«На мой взгляд, быть коммунистом сегодня — означает не бояться нового, отвергать подчинение любой догме, иметь независимый способ мышления. Это означает подвергать свои мысли и поступки одновременно суду морали, а также, непосредственно через политику, помогать трудящимся осуществлять свои стремления и надежды в соответствии со своими способностями. Я верю в то, что быть коммунистом сегодня означает способность прежде всего быть по настоящему демократичным, уметь ставить универсальные общественные ценности превыше всего… Так что, разрушая систему сталинизма, мы не уходим от социализма, а идем к нему».

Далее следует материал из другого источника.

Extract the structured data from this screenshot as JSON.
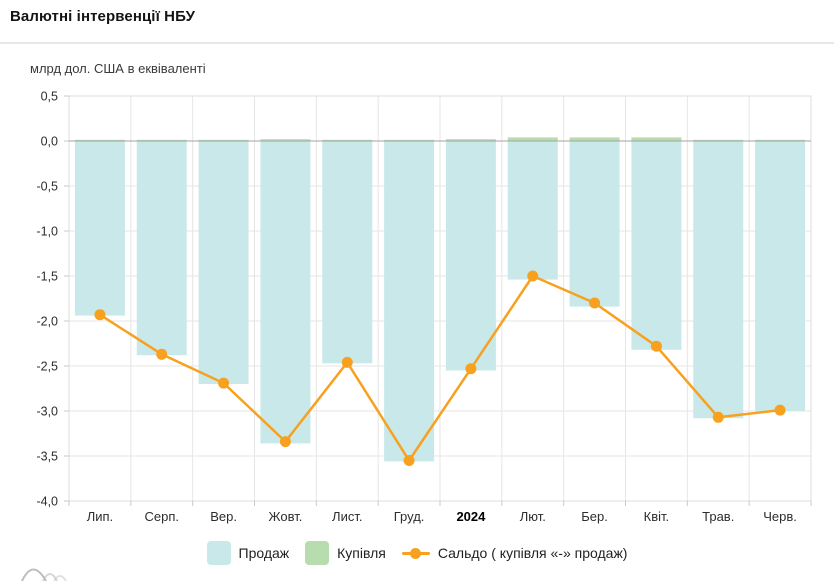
{
  "header": {
    "title": "Валютні інтервенції НБУ"
  },
  "chart": {
    "unit_label": "млрд дол. США в еквіваленті"
  },
  "legend": {
    "sale_label": "Продаж",
    "purchase_label": "Купівля",
    "saldo_label": "Сальдо ( купівля «-» продаж)"
  },
  "colors": {
    "sale": "#c9e8e9",
    "purchase": "#b7dcae",
    "saldo": "#F7A11F",
    "grid": "#e6e6e6",
    "axis_border": "#dcdcdc",
    "zero_line": "#a3a3a3",
    "tick": "#c9c9c9",
    "label": "#2d2d2d",
    "watermark": "#bdbdbd"
  },
  "chart_data": {
    "type": "bar",
    "subtype": "bar+line combo",
    "title": "Валютні інтервенції НБУ",
    "ylabel": "млрд дол. США в еквіваленті",
    "categories": [
      "Лип.",
      "Серп.",
      "Вер.",
      "Жовт.",
      "Лист.",
      "Груд.",
      "2024",
      "Лют.",
      "Бер.",
      "Квіт.",
      "Трав.",
      "Черв."
    ],
    "bold_category": "2024",
    "series": [
      {
        "name": "Продаж",
        "type": "bar",
        "values": [
          -1.94,
          -2.38,
          -2.7,
          -3.36,
          -2.47,
          -3.56,
          -2.55,
          -1.54,
          -1.84,
          -2.32,
          -3.08,
          -3.0
        ]
      },
      {
        "name": "Купівля",
        "type": "bar",
        "values": [
          0.01,
          0.01,
          0.01,
          0.02,
          0.01,
          0.01,
          0.02,
          0.04,
          0.04,
          0.04,
          0.01,
          0.01
        ]
      },
      {
        "name": "Сальдо ( купівля «-» продаж)",
        "type": "line",
        "values": [
          -1.93,
          -2.37,
          -2.69,
          -3.34,
          -2.46,
          -3.55,
          -2.53,
          -1.5,
          -1.8,
          -2.28,
          -3.07,
          -2.99
        ]
      }
    ],
    "ylim": [
      -4.0,
      0.5
    ],
    "ytick_step": 0.5,
    "decimal_separator": ",",
    "grid": true,
    "legend_position": "bottom"
  }
}
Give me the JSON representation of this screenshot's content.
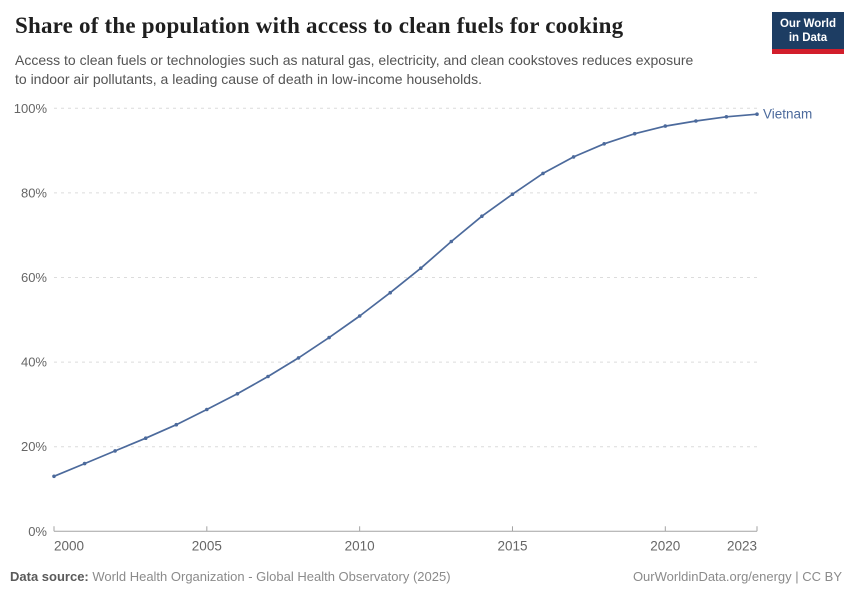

Формулировки эти, как видим, довольно замысловатые и сложные. Сложным выглядел, на первый взгляд, и общий ход событий, происходивших во время правления Горбачева и его группы. В действительности же дела обстояли намного проще — на смену прежней политики борьбы пришел курс компромиссов и отступлений.
Горбачеву, кажется, было присущим всегда и во всем отступать. Он обычно отступал, услышав в свой адрес критику за проявляемую нерешительность и робость. Отступал он и перед откровенно прокапиталистической, стремящейся к реставрации системы частной собственности коалицией Бориса Ельцина. Отступал и перед сепаратизмом антикоммунистического и антисоциалистического национализма. Роковыми последствиями для народов СССР и миллиардов людей труда по всему миру обернулось его отступление перед империализмом и милитаризмом США, добивающимися неограниченного господства над планетой. Причем, на что уже не раз обращалось внимание в нашей книге, отступления в данной сфере, как правило, проводились исключительно в одностороннем порядке, без сколько-нибудь равнозначной реакции с другой стороны.
За время последнего периода своего пребывания у власти Горбачев, по всей видимости, так и не сумел до конца разобраться в причинах потери популярности и крушения возглавляемого им режима. Трудно сказать, отдавал ли он себе лично отчет в том, что все это началось с предпринятой по его инициативе кампании ослабления влияния и фактической ликвидации руководимой им КПСС. Понимал ли, что таким образом он оказывал самую решительную поддержку как сепаратистским действиям в отдельных союзных республиках, так и заведомо хищническим претензиям «второй экономики» и стоящих за ней криминальных группировок вместе с наиболее коррумпированными секторами партийной и государственной администрации? Доходило ли до его сознания понимание того, что парализация деятельности и фактическое устранение КПСС от управления страной расчищает дорогу перед домоганиями откровенно антисоциалистических, разрушительных сил блока Бориса Ельцина, на деле добивающихся полного развала СССР? И что все это, в конечном итоге пойдет на пользу исключительно империализму Запада, политические и военно-стратегические планы и конкретные действия которого никогда не строятся в расчете на улучшение жизни и судеб какого бы то ни было народа на земном шаре?
Уже не раз упомянутый Джерри Хью в своей книге «Демократия и революция в СССР, 1985–1991» пытается дать ответ на вопросы такого типа. Причем, в отличие от значительной части западных аналитиков и обозревателей, он не считает, что перед Горбачевым стояли практически неразрешимые проблемы и что он находился в положении «человека, вынужденного скакать на не поддающемся управлению тигре». По его мнению, за время своего правления Горбачев не только не попробовал объездить и обуздать «тигра», но и сам всячески старался добавить ему «строптивости», заставляя его все бешенее метаться и рваться куда-то… В то же время те немногие случаи за годы его пребывания у власти, когда государство все же приступало к применению законного права силы, всегда указывали на исключительно хорошие результаты подобных действий.
Поэтому нам кажется уместным еще раз специально обратить внимание на нерешительность и колебания, особенно сильно дававшие о себе знать во время последнего этапа правления Горбачева. Трудно объяснимой и часто повторяющейся характеристикой его политического поведения того времени было, например, стремление всячески избегать применения активных и решительных действий, даже в случаях, когда они обещали хорошие результаты, в том числе и для его персонального положения как политика. Так, всей своей деятельностью на самом высшем посту в правящей партии и государстве он всячески способствовал переходу страны к «свободной», «рыночной» экономике. Однако в тот момент, когда эти идеи, кажется, уже полностью «привились» практически всей политической элите того времени, сам он так и не решился применить ожидаемую ею крайнюю меру так называемой «шоковой терапии». Зато она пришлась по характеру Борису Ельцину, почему он и возглавил вполне закономерно побеждающие в то время рыночные тенденции и силы.